The events of that day also led the U.S. government to redesign its approach to counterterrorism, largely reorienting its focus from international to domestic extremism. At the same time, January 6, 2021, was not only a turning point for counterterrorism authorities but has numerous ramifications for various American domestic violent extremist groups and their efforts to recruit and plan activities while avoiding law enforcement scrutiny.

On the one-year anniversary of January 6, 2021, this report takes stock of the Capitol Siege’s impacts on domestic violent extremism in America, and the U.S. federal government’s efforts to respond to the threat over the past year. This research is based on the Program on Extremism’s Capitol Siege Database, a collection of over 20,000 pages of court documents from cases of individuals who have been federally charged for their participation in the Capitol Siege, as well as  Freedom of Information Act (FOIA) requests, interviews with U.S. government officials and defense attorneys, media reports, and other open-source information.

The report’s main findings are as follows:

  • In the year since the Capitol Siege, federal authorities have arrested 704 people for their alleged roles in breaching the Capitol. The backgrounds and motivations of individuals in this cohort remain demographically, geographically, and ideologically diverse.
  • Existing evidence shows a limited correlation between an individual’s planning and coordination with domestic violent extremist groups prior to January 6th and their alleged participation in violent activities on January 6th. Examining the “spontaneous clusters”—individual siege participants who coordinated with others during the breach of the Capitol and jointly conducted violence—is vitally important to understand the nature of the violence at the Capitol and the potential for similar events in the future.
  • Federal prosecutors allege that two domestic violent extremist networks were most responsible for mobilizing their followers to the Capitol on January 6th: the Oath Keepers and the Proud Boys. These groups have faced the bulk of the federal law enforcement pressure in the year following the Siege.
  • The difference between the Oath Keepers’ and Proud Boys’ success in adapting to increased pressure and continuing their activities during the past year may be tied to the degree of decentralization in their leadership. The autonomy of local and regional Proud Boys chapters from their national leadership allowed them greater freedom to plan violent activities throughout 2021, even when major figures connected to the group were subject to significant federal investigations.
  • Since January 2021, the U.S. government has made massive changes to its domestic counterterrorism architecture at the strategic, operational, and tactical levels.

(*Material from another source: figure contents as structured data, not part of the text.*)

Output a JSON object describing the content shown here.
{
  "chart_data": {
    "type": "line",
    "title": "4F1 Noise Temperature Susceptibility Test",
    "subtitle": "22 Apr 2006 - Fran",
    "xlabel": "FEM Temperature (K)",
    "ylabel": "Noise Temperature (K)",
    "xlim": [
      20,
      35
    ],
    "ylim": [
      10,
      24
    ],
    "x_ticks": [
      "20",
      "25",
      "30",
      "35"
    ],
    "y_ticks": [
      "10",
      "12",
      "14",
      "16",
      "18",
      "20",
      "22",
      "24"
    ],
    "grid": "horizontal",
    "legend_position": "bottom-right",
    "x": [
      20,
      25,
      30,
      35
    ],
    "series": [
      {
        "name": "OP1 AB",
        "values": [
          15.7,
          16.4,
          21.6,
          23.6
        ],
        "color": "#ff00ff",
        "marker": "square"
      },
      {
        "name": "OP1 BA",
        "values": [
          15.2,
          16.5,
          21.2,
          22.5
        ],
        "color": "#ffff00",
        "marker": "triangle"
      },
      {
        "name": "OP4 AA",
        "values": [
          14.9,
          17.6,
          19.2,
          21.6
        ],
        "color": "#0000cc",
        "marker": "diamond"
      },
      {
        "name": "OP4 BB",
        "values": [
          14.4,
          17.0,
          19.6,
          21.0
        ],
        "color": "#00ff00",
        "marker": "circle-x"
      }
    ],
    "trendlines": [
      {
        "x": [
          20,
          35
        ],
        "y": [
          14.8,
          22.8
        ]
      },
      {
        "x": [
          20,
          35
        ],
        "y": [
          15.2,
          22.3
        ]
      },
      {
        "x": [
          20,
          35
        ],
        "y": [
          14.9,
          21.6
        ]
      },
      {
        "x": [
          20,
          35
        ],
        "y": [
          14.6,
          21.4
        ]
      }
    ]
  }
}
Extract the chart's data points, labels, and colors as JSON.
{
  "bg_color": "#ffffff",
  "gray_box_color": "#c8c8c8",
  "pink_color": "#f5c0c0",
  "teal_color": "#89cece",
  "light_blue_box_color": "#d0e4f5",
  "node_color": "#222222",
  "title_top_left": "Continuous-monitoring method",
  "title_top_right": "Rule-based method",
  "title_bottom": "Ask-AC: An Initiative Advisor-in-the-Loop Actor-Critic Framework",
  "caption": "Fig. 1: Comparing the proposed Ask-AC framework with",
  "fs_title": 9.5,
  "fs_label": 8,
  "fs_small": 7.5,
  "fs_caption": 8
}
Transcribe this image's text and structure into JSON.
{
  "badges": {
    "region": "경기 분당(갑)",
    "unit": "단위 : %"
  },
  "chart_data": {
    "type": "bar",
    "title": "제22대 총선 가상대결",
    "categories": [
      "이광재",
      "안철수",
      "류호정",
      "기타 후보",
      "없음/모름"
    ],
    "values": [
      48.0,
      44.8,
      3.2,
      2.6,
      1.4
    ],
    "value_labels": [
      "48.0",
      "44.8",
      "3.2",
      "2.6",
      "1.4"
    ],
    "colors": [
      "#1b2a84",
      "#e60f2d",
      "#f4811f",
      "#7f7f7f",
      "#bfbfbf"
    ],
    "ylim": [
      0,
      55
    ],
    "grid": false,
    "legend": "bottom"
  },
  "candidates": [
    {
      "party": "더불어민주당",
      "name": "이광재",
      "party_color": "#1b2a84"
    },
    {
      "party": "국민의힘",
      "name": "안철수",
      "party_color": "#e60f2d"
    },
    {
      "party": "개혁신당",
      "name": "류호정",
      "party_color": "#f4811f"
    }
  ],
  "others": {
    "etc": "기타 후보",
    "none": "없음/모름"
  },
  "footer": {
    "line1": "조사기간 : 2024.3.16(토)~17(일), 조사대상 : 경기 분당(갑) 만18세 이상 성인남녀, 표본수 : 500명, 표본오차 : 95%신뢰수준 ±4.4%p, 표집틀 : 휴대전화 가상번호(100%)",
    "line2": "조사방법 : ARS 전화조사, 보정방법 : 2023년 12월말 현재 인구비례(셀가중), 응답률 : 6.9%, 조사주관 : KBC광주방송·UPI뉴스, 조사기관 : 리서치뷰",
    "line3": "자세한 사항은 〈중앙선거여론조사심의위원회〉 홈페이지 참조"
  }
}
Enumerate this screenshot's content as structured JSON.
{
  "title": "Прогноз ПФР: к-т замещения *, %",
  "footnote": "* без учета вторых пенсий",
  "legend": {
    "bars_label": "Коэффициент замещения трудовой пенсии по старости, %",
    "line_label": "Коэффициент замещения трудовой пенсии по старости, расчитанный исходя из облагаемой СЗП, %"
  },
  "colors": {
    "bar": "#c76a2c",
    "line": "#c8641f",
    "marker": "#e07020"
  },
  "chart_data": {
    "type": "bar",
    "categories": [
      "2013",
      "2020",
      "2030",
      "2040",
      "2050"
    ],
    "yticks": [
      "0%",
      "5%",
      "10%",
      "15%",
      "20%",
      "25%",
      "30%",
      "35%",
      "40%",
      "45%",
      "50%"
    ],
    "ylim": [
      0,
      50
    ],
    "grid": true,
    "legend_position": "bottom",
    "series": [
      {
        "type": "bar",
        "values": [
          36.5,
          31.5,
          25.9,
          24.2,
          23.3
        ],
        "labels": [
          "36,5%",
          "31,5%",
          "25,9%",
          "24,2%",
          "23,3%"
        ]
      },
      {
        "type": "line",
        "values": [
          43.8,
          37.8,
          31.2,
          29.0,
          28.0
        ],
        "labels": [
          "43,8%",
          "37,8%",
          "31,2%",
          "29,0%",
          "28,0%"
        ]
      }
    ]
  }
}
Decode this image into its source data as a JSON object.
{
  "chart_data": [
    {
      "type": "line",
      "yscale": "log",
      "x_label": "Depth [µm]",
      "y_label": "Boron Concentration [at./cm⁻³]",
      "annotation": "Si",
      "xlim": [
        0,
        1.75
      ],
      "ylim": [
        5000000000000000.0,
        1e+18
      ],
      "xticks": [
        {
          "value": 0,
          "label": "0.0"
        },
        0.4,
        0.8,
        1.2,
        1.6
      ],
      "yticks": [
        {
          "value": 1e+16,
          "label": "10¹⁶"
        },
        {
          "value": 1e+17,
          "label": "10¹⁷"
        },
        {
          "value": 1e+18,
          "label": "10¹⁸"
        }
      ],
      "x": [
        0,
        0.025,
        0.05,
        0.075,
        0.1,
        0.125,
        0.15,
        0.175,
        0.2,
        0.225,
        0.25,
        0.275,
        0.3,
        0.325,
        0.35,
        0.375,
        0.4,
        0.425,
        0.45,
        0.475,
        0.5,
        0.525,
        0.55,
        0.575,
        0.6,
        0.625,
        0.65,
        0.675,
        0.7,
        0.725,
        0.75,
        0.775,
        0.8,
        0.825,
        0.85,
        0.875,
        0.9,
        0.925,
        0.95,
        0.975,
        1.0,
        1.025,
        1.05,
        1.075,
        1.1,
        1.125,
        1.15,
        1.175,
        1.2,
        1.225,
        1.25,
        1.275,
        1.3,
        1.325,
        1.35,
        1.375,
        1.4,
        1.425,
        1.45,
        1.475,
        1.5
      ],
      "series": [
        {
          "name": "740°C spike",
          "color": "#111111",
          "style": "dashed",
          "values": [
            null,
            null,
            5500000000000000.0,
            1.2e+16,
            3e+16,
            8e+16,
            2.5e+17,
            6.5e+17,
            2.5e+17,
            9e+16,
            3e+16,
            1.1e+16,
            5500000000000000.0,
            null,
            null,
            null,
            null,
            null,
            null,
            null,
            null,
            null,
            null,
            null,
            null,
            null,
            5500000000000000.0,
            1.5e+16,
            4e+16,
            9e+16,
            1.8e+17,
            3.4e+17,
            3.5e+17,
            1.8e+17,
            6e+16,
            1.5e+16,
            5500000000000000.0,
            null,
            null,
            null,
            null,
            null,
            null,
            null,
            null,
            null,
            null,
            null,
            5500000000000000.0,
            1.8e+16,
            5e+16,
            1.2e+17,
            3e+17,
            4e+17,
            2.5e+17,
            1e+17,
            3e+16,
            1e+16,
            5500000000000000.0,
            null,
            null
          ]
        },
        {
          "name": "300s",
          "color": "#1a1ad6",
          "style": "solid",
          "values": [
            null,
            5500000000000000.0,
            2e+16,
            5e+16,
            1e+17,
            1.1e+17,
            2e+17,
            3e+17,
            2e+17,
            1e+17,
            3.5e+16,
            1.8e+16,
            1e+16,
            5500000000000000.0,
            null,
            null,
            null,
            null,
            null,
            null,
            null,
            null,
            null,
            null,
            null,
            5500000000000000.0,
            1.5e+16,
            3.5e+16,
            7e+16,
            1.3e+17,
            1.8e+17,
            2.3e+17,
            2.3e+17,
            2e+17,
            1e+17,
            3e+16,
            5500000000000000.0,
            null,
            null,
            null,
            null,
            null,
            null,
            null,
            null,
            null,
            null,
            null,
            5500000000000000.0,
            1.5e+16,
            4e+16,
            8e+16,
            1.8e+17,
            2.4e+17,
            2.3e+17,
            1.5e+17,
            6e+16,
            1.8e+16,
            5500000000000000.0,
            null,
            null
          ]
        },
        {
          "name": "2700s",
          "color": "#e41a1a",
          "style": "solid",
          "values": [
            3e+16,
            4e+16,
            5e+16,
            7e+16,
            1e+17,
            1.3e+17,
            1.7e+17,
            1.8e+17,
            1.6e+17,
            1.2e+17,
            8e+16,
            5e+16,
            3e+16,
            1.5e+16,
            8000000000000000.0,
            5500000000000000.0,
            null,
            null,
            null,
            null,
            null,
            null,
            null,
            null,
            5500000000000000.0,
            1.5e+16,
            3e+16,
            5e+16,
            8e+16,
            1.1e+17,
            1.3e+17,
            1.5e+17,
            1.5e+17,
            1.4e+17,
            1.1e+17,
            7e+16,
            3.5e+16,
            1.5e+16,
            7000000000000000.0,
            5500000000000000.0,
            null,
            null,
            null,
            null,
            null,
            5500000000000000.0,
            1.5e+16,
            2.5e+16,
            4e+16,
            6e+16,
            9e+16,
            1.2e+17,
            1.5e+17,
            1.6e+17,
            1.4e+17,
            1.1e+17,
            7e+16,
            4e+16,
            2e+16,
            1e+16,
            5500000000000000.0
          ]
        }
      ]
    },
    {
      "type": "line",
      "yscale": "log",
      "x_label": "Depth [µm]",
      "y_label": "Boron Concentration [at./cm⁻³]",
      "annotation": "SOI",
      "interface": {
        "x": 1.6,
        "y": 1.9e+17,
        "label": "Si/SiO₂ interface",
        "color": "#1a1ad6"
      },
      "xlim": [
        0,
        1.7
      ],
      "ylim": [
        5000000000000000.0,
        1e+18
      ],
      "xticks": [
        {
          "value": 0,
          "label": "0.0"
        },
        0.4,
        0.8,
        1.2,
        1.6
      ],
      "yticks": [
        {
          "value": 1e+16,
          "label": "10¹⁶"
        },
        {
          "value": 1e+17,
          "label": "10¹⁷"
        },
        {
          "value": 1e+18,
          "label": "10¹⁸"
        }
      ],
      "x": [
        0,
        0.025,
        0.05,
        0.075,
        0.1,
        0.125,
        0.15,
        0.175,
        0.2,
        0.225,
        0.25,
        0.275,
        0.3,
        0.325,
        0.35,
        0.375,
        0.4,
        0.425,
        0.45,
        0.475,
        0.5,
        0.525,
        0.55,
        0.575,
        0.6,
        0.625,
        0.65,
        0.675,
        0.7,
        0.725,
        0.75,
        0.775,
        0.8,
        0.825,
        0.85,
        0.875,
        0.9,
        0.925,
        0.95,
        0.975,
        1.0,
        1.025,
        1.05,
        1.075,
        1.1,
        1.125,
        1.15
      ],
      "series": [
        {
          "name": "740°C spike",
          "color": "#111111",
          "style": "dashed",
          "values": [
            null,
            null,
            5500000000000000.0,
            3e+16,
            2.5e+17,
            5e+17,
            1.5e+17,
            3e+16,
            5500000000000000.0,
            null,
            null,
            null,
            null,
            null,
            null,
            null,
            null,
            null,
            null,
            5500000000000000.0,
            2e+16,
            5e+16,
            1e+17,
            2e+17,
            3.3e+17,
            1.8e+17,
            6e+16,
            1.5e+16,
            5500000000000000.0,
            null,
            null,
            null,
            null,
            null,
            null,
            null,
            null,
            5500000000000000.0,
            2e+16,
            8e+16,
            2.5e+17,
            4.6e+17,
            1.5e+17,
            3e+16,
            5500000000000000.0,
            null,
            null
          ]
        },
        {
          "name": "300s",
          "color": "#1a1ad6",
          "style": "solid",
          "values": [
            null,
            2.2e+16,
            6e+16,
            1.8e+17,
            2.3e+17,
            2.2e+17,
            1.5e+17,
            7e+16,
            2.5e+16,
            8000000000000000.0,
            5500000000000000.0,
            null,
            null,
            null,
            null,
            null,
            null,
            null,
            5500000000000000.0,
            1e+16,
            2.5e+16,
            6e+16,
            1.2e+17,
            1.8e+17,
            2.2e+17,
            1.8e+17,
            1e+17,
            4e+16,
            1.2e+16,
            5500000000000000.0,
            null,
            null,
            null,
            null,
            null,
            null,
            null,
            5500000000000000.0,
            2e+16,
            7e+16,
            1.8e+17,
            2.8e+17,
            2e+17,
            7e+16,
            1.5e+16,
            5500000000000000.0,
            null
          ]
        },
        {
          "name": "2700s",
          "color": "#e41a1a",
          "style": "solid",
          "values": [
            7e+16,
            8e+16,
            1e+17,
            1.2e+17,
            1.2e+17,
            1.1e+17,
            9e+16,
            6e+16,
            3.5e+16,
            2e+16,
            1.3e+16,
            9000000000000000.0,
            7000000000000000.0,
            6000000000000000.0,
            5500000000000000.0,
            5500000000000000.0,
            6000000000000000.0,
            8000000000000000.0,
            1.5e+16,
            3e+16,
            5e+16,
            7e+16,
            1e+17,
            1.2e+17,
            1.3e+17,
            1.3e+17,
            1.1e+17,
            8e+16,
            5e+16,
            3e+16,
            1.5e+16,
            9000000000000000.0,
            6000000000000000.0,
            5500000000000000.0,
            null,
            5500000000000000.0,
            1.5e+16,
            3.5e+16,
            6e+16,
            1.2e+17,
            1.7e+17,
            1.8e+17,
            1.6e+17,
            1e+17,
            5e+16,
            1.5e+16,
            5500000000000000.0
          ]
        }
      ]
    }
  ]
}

In 2021, each major agency tasked with counterterrorism has adopted new policies and guidelines to address domestic violent extremism, in response to a first-of-its-kind push from the White House to develop a national strategy to counter domestic terrorism. 
  • Countering domestic violent extremist groups after the Capitol Siege will require continued innovations in categorizing and analyzing groups and actors, as well as coordinating information sharing between federal, state, local, and non-governmental authorities.